金管楽器が、打楽器がこれでもかと暴れ回る。
確かに“録音だったら”弦楽器が埋もれてしまう音量バランスかもしれない。
しかし生の演奏なら違う。目の前で唸る弦楽器の躍動が、空気を伝って肌を痺れさせる。
録音では決して表現不可能なサウンドのバランス感覚。
「この連譜練習したってどーせ金管に消されるもんねー」「ちょっとトロンボーンうるさいんですけどー」そうdisられた日々。
家に帰ってカーちゃんに相談したら「私の頃はこう言う課題曲があってね、同じことクラリネットの友達言ってたよ」と宥められた。
いつしか『星条旗』や『エルクンバンチェロ』の様に「木管の細かい音符をちゃんと聴かせたいならマイクが必須」と思い込んでいた。
なので『逆襲のシャア』のアプローチにも納得があった。
でも生演奏なのだから、そこに存在している以上聴こえない音があるわけがないのだ。
プロフェッショナル集団の圧倒的技術力によって演奏されるその“連譜”は、確かにそこに存在し、どれだけバックの音量が増えようとも聴こえてくる。
更に組曲が進行するにつれ、あろうことか弦楽器全体の音量が増していくのだ。
『Z-ガンダムのテーマ』『戦争と平和』は出番を譲っていたにすぎない、そう言わんばかりに『宇宙巡洋艦』のユニゾンメロディで分厚さを増し、組曲終盤にかけて鳴りが増していく。
『愛の協奏曲』、ピアノ独奏の圧倒的表現力にフォウ・ムラサメの時の涙を見るのも束の間、正にフルパワーとなったストリングスセクションが組曲の終盤へと畳み掛け、ラストは『Z-ガンダムのテーマ』以上の大音量で終演した。
初めて『交響組曲』をCDで聴いた時、正直(なんでこの構成なんだ?)と思っていた。なんなら『吹奏楽版』の方が良い構成だなと。
ただこの日、僕は『愛の協奏曲』が最後に来る意味の全てが理解できた。
プロプレイヤーが発揮する情報量を以て初めて完成される『Zガンダム』の悲哀。
その絶望への道程を丁寧に描写した全7楽章構成の組曲。
(逆説的に『吹奏楽版』が『新訳Z』を主題にしていることも理解される。)
いや、そうか、三枝先生は当時からプロオーケストラの生演奏を想定してこのスコアを準備していたんだな⋯
まとめ
生オーケストラによる解像度でサウンドトラックを再現してくれる“エンターテインメント定期”企画。
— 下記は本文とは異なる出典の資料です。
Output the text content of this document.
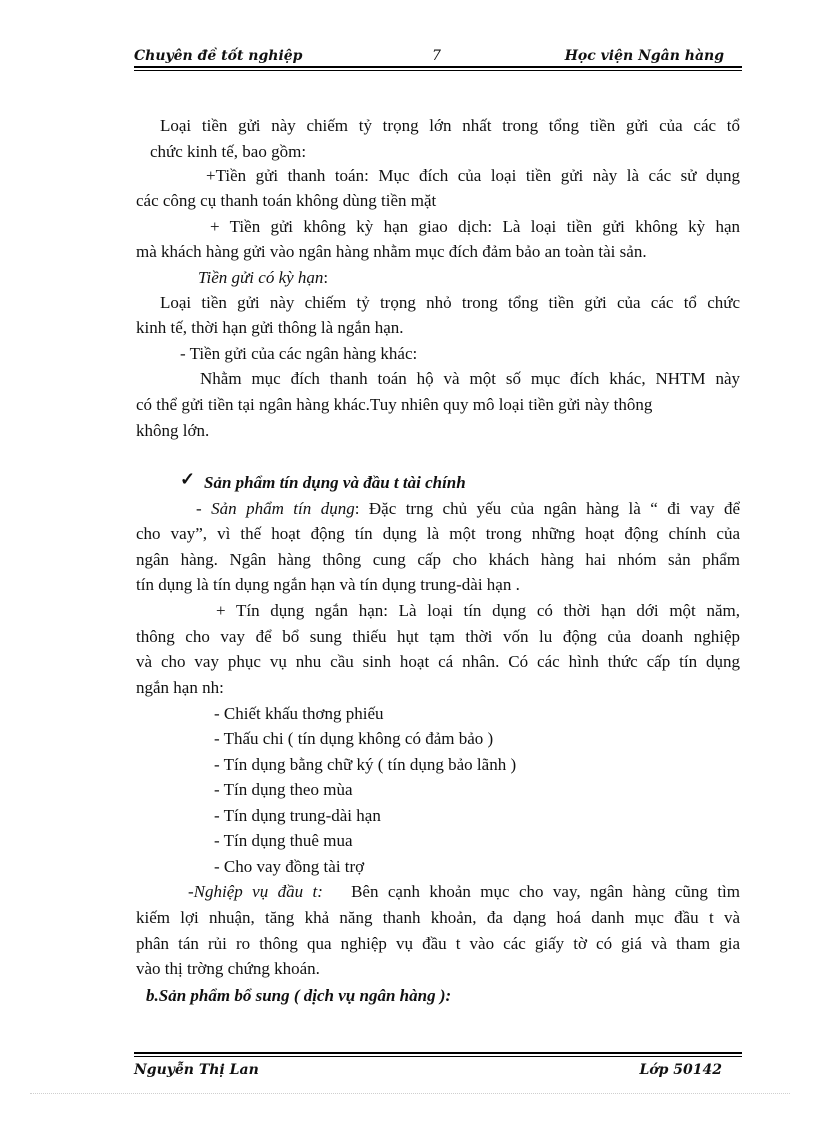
Chuyên đề tốt nghiệp	7	Học viện Ngân hàng
Loại tiền gửi này chiếm tỷ trọng lớn nhất trong tổng tiền gửi của các tổ
chức kinh tế, bao gồm:
+Tiền gửi thanh toán: Mục đích của loại tiền gửi này là các sử dụng
các công cụ thanh toán không dùng tiền mặt
+ Tiền gửi không kỳ hạn giao dịch: Là loại tiền gửi không kỳ hạn
mà khách hàng gửi vào ngân hàng nhằm mục đích đảm bảo an toàn tài sản.
Tiền gửi có kỳ hạn:
Loại tiền gửi này chiếm tỷ trọng nhỏ trong tổng tiền gửi của các tổ chức
kinh tế, thời hạn gửi thông là ngắn hạn.
- Tiền gửi của các ngân hàng khác:
Nhằm mục đích thanh toán hộ và một số mục đích khác, NHTM này
có thể gửi tiền tại ngân hàng khác.Tuy nhiên quy mô loại tiền gửi này thông
không lớn.
✓ Sản phẩm tín dụng và đầu t tài chính
- Sản phẩm tín dụng: Đặc trng chủ yếu của ngân hàng là “ đi vay để
cho vay”, vì thế hoạt động tín dụng là một trong những hoạt động chính của
ngân hàng. Ngân hàng thông cung cấp cho khách hàng hai nhóm sản phẩm
tín dụng là tín dụng ngắn hạn và tín dụng trung-dài hạn .
+ Tín dụng ngắn hạn: Là loại tín dụng có thời hạn dới một năm,
thông cho vay để bổ sung thiếu hụt tạm thời vốn lu động của doanh nghiệp
và cho vay phục vụ nhu cầu sinh hoạt cá nhân. Có các hình thức cấp tín dụng
ngắn hạn nh:
- Chiết khấu thơng phiếu
- Thấu chi ( tín dụng không có đảm bảo )
- Tín dụng bằng chữ ký ( tín dụng bảo lãnh )
- Tín dụng theo mùa
- Tín dụng trung-dài hạn
- Tín dụng thuê mua
- Cho vay đồng tài trợ
-Nghiệp vụ đầu t: Bên cạnh khoản mục cho vay, ngân hàng cũng tìm
kiếm lợi nhuận, tăng khả năng thanh khoản, đa dạng hoá danh mục đầu t và
phân tán rủi ro thông qua nghiệp vụ đầu t vào các giấy tờ có giá và tham gia
vào thị trờng chứng khoán.
b.Sản phẩm bổ sung ( dịch vụ ngân hàng ):
Nguyễn Thị Lan	Lớp 50142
聴こえてなかった音が、見えてなかったメッセージが毎度見つかり本当に素晴らしい企画です。
皆さんもぜひ⋯
来年度は何やってくれるんかな⋯
マクロスとかトップとかもやって欲しいし、田中公平先生・菅野よう子先生・菅野祐悟先生・佐橋俊彦先生、みたいな作曲家特集!ってぇのも見たいな⋯
でも恐らく「バンダイナムコ独自IPの強化」をここ最近目指しているところからアイカツ!が来るんだろうと想像するに⋯
もしくは旧ナムコ作品か⋯アイマス・エースコンバット・テイルズ・塊魂⋯
塊魂いいな⋯塊魂がいいですよ⋯
5500字に及ぶ散文をここまで読んで頂き本当にありがとうございました。